2016年4月12日火曜日

ユーロ圏は崩壊するしかない

ユーロ圏の各加盟国からは通貨の発行権がはく奪されています。統一通貨だから当然です。この状態は日本で言えば、各国が地方自治体になってしまった状態です。地方自治体には通貨の発行権がありませんから。地域通貨は無いに等しいですし。

たとえば、東京がドイツでフランスが大阪で、鳥取がスペインで青森がギリシャくらいの感じです(たとえるなら)。日本では大都市に人が集まり経済が発展する一方で、地方は疲弊しています。同様の事態はユーロ圏でも発生するはずです。しかし、日本であれば、政府が「再分配」によって青森や鳥取におカネを配分し、地方との格差を縮小したり、地域開発を支援するわけです。

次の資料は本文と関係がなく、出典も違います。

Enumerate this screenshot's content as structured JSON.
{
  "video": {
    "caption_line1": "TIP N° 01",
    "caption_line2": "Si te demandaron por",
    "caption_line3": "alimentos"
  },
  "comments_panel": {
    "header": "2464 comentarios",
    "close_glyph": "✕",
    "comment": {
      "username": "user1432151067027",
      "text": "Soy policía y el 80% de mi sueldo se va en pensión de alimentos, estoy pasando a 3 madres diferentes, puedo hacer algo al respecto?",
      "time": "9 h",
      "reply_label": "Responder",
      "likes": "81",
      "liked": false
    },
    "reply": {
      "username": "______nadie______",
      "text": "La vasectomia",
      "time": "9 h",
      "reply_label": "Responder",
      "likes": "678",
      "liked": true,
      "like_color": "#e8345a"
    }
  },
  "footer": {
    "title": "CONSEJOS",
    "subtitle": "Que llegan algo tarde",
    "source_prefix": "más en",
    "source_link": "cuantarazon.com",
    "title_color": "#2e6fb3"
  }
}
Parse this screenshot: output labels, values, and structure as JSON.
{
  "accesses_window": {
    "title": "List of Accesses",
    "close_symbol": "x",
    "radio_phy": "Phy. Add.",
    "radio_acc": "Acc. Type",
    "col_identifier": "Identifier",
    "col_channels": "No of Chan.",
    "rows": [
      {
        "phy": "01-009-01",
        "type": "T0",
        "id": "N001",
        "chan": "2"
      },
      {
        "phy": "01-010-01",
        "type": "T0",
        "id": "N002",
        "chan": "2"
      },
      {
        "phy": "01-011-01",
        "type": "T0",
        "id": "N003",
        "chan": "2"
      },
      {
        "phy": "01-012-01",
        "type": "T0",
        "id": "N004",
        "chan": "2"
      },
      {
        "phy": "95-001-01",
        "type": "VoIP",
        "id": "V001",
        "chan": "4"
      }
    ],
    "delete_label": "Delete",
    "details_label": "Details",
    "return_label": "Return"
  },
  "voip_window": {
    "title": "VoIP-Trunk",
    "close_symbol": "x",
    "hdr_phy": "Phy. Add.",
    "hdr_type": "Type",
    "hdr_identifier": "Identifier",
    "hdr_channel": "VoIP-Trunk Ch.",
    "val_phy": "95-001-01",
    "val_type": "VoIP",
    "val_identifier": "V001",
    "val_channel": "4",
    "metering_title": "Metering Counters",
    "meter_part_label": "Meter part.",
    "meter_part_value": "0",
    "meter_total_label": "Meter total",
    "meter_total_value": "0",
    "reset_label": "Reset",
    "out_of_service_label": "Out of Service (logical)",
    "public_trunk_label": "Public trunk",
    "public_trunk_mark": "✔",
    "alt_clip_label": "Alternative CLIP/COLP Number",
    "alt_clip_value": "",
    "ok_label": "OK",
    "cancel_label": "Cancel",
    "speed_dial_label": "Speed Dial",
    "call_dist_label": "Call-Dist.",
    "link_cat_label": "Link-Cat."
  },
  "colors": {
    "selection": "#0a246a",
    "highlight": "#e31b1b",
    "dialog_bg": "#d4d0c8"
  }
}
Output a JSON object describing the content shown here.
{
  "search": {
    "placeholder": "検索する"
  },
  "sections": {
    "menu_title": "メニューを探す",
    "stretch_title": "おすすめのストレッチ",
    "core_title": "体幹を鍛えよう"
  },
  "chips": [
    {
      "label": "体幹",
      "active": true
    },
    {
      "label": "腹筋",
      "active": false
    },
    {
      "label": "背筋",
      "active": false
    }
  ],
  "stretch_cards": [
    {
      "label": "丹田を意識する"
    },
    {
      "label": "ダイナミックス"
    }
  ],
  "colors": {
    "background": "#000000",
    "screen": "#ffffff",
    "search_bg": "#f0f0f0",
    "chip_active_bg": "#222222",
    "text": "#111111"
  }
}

ところがユーロ圏では、ドイツやフランスがおカネをスペインやギリシャに再配分したり、経済格差を縮小するために無償でスペインやギリシャを支援するわけではありません。実際にはドイツがギリシャにカネを貸して利子を取るのです。東京都が青森県にカネを貸して利子を取るようなものです。おかしな話です。

この状態を解消するには、ユーロ圏にも中央政府のようなものが必要となり、例えばユーロ政府がユーロ圏全体に課税して、再分配政策や地域開発を担うわけです。でなければ、ギリシャやスペインは慢性的に貿易赤字で貧しく、過疎化が生じ始め、国として衰退は免れません。それは日本の都市と地方の関係を見ればあきらかです。

しかし、日本は同じ日本人の国ですから、東京都民の税金で青森県を支援したところで文句を言う人は(一部の変なヤツを除いて)いないわけです。しかし、ドイツ国民の税金でギリシャを支援すると言えばどうなるか?メルケルは何と発言しているか?

多民族国家として有名なのは旧ソビエト連邦であり、旧ユーゴスラビアです。それらの国はいずれも崩壊しました。多民族国家としては、中国もありますが、中国が崩壊しないのは、暴力や言論弾圧、思想統制でウィグルやチベットを支配しているからに過ぎません。アメリカも多民族ですが、各民族が同じ場所に混在するため普通の多民族国家とは事情が異なります。

ユーロ圏は通貨だけ統合するという、不完全な政府であり、社会システムとしての完全性を求めるならユーロ政府が必要です。しかしユーロ政府は前代未聞の巨大な多民族国家の誕生を意味します。

マスコミや多くの識者が手放しで賛美するユーロは理想郷となるのか?いいえ、確実に崩壊すると思います。